Flowing through Time, Exploring the Significance of Rivers in Ancient Cities

“All sins are washed away by bathing thrice in the Saraswati, seven times in the Yamuna, once in the Ganges, but the mere sight of the Narmada is enough to absolve one of all sins!”, environmentalist Vijay Paranjpye describes an ancient sacred text.

Every piece of land has a unique connection to the water that flows over and through it, creating a bond between the land and the rivers that shape it. Rivers are so intertwined with the land that in some places, we could just as easily talk about “riverscapes” as we do about landscapes. A river encompasses more than just water on its way to the sea – it encompasses the ever-changing riverbed, the banks, and even the groundwater beneath. Even the meadows, forests, and marshes along its floodplain can be seen as an integral part of the river, and vice versa. This is why, rivers have witnessed the most pivotal moments in human history. The Awash River in Ethiopia holds the fossilized remains of our earliest ancestors, while the Indus civilization marks the dawn of urban culture in the Indian subcontinent. The transformation from nomadic to settled farming life began in the river valleys of the Near East, around nine to ten thousand years ago. From the Euphrates River and Tigris River to the Nile River, Indus River, and Yellow River, civilizations flourished along their banks.


Rivers have long been revered as guardians of life and fertility, a belief beautifully woven into the fabric of various cultures. Across the globe, rivers often carry the endearing title of “mothers.” In places like Narmadai and the Volga, they are lovingly referred to as “Mother Narmada” and “Mother of the Land,” respectively. Even in Thailand, a river is tenderly known as “mae nan,” or “water mother.” Throughout history, rivers have been closely intertwined with deities, particularly those of the feminine essence. For instance, the Nile’s floods were seen as the goddess Isis shedding tears in Ancient Egypt. The River Boyne in Ireland, watched over by prehistoric burial sites, was cherished as a goddess by Celtic tribes. In India, rivers hold an unparalleled treasure trove of myths, legends, and spiritual significance. Environmentalist Vijay Paranjpye describes an ancient sacred text affirming that “All sins are washed away by bathing thrice in the Saraswati, seven times in the Yamuna, once in the Ganges, but the mere sight of the Narmada is enough to absolve one of all sins!” Another old text beautifully describes the Narmada as a “giver of merriment,” “flavourful,” “of graceful attitude,” and “one who radiates happiness.”

These stories emphasize our profound bond with these flowing lifelines, where culture, spirituality, and nature come together in beautiful harmony. In the early days of human history, ancient civilizations flourished alongside these river banks for various practical and strategic reasons, tightly weaving civilization with the flowing waters. This choice was based on remarkable advantages like:


  • Rivers served as a dependable source of water, the elixir for life! Nurturing human existence and satisfying the needs of its inhabitants, rivers played a pivotal role in quenching the thirst of early societies.


  • The fertile land adjoining river banks was a treasure trove for agriculture. The nutrient-enriched earth deposited by retreating floods provided an optimal environment for growing crops, guaranteeing abundant harvests that would support the city’s residents. This surplus of food played a vital role in the success of civilizations, nurturing population growth and the blossoming of culture.

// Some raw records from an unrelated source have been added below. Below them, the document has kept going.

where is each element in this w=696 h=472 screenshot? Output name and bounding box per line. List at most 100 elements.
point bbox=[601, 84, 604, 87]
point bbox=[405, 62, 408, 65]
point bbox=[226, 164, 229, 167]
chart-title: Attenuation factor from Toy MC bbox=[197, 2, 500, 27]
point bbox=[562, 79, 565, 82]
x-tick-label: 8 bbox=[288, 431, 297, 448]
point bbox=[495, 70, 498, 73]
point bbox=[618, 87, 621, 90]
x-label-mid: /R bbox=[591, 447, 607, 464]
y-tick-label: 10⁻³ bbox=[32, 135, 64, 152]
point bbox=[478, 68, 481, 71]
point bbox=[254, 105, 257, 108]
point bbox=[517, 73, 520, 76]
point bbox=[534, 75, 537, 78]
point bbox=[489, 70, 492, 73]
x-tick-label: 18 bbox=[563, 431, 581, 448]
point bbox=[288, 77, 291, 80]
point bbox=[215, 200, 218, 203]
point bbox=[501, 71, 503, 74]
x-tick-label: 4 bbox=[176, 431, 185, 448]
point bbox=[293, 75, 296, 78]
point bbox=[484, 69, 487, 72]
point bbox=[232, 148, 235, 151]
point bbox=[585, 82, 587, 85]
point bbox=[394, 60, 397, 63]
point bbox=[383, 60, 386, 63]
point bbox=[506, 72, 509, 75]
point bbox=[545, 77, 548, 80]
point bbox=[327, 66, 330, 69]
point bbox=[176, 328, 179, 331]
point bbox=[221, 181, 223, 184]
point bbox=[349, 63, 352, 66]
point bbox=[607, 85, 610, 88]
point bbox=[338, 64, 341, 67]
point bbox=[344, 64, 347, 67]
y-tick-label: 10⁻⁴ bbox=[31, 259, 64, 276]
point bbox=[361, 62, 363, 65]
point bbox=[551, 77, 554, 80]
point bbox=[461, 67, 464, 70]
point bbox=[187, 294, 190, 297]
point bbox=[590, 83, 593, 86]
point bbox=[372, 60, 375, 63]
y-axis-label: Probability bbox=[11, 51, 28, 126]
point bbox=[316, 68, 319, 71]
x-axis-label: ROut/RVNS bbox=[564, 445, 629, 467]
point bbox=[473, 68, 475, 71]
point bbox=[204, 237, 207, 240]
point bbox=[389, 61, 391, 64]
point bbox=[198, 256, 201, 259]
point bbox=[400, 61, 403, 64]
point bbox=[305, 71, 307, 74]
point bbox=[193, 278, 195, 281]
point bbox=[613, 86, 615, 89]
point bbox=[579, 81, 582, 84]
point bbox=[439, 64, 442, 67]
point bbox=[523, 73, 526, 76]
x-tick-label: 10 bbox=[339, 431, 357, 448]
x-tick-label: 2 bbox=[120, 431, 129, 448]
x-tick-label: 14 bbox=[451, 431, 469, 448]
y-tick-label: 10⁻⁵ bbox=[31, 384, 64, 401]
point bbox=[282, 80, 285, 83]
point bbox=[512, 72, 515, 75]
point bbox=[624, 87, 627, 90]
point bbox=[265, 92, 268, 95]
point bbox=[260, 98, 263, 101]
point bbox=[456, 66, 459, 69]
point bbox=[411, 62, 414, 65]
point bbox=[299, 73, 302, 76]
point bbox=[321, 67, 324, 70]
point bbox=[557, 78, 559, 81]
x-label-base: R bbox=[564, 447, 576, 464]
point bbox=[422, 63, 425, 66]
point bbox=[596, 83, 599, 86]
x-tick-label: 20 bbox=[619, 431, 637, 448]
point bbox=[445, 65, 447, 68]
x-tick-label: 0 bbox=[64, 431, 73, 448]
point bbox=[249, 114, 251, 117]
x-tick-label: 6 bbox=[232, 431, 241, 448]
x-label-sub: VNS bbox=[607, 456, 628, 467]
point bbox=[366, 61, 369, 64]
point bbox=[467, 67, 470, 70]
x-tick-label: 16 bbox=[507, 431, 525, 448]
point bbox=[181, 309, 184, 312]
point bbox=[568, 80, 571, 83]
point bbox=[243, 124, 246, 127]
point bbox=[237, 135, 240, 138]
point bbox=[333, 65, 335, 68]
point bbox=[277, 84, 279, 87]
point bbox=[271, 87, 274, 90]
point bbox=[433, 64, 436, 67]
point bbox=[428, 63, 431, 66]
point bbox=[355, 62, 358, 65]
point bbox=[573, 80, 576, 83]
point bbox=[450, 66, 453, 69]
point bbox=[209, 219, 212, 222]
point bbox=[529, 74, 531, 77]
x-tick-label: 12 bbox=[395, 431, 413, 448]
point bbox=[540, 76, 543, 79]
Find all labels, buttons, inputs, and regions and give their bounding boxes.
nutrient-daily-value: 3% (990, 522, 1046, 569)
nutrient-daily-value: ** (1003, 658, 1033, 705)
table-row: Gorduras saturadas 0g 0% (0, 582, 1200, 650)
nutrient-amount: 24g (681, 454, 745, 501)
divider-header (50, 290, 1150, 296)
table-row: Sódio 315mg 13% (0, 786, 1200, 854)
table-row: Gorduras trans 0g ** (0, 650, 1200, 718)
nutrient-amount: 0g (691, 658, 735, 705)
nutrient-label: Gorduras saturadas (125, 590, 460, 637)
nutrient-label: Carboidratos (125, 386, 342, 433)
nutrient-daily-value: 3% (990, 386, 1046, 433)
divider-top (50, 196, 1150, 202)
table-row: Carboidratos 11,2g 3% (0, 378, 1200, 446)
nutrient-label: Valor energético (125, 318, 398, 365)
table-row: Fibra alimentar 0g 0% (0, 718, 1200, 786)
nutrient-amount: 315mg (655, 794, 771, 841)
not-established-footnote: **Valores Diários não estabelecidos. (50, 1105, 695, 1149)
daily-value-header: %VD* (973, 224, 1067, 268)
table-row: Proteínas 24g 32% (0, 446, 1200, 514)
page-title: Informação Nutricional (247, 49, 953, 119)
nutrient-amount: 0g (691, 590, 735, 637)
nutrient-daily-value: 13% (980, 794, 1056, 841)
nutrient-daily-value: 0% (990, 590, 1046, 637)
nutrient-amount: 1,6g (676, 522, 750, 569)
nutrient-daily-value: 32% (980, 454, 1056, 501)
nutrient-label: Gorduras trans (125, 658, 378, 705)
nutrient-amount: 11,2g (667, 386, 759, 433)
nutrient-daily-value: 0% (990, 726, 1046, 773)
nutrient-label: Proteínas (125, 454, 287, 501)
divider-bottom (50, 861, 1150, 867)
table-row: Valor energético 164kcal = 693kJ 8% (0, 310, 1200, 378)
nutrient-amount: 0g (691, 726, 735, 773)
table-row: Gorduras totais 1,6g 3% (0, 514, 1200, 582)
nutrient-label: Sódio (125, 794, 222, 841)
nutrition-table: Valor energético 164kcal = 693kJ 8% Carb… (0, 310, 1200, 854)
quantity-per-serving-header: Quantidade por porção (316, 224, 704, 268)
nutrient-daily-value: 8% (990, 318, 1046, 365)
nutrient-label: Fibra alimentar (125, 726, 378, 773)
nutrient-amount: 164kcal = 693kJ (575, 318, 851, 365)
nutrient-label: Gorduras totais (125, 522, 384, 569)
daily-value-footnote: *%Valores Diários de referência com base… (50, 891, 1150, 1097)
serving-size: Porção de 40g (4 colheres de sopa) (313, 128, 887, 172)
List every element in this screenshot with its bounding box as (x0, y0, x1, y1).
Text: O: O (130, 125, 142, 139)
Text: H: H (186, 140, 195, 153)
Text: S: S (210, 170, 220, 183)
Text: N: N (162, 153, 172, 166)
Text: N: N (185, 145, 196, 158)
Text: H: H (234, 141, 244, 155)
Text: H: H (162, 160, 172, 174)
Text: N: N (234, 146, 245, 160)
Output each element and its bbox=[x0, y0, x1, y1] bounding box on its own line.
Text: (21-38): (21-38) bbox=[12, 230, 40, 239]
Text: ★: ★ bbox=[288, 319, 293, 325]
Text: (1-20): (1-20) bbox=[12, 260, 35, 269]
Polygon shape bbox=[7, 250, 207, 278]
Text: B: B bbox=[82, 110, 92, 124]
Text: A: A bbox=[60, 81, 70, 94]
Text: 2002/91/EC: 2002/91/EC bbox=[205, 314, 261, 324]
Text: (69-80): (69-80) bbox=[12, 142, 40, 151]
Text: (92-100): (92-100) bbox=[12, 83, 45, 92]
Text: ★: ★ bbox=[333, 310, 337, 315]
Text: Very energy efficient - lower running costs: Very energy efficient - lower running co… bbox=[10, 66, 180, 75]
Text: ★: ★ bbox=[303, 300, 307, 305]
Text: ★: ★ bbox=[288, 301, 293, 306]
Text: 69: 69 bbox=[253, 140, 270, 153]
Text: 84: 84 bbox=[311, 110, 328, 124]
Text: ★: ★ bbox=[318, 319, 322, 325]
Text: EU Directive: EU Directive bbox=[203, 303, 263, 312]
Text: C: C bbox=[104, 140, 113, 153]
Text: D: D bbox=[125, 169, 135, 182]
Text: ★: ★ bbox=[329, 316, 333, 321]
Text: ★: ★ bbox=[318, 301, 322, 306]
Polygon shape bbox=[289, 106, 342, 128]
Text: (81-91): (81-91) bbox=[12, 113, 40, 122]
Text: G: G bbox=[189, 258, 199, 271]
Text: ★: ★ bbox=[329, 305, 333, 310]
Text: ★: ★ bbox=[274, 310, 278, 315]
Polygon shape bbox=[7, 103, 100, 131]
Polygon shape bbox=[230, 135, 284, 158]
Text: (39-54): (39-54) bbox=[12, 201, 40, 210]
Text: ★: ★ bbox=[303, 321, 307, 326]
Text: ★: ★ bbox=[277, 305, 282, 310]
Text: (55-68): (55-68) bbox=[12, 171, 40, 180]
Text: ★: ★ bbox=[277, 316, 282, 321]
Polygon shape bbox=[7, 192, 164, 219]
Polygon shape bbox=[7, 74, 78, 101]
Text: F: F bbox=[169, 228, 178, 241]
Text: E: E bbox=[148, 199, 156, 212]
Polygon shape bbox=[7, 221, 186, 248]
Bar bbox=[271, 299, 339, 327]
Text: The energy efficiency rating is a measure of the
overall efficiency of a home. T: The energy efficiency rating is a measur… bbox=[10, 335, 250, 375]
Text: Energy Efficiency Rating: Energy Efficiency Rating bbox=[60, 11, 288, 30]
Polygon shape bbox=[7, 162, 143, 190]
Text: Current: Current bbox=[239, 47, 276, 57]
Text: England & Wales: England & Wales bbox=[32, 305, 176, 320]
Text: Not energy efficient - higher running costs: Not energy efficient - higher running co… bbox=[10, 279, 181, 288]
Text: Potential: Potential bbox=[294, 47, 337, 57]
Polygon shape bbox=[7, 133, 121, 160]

The exceptional Indus Valley civilization serves as a prime example, flourishing along the banks of the Indus River and illustrating the profound interconnection between people and their nurturing environment.
  • Rivers served a role beyond satisfying thirst – they also acted as natural highways. They offered a streamlined mode of transportation, enabling the smooth flow of trade, business, and cultural connections. This effortless connectivity fostered interactions, idea-sharing, and the expansion of horizons among people.


  • In the growth of ancient civilizations, rivers played a dual role that went beyond their life-sustaining abilities. The network of natural channels carved by rivers served as a natural safeguard, creating an effective line of defense against potential threats, invaders, and unwelcome intruders.


  • One of the essential advantages was the ability to efficiently manage waste and uphold sanitation practices – an essential cornerstone for the well-being of the entire community! The proximity to water bodies offered a natural and convenient means for disposing of waste, ensuring that the community’s living spaces remained clean and disease-free. Additionally, it also allowed for the regular cleansing of living spaces, personal hygiene, and the prevention of contamination; safeguarding public health.


Thus, these ancient customs journeyed into the contemporary era, giving rise to prominent global cities positioned alongside river banks. Some examples of major cities located alongside rivers are Paris (Seine River), London (Thames River), Cairo (Nile River), New York City (Hudson River), Delhi (Yamuna River), Tokyo (Sumida River), Moscow (Moskva River), Rome (Tiber River), and Shanghai (Yangtze River).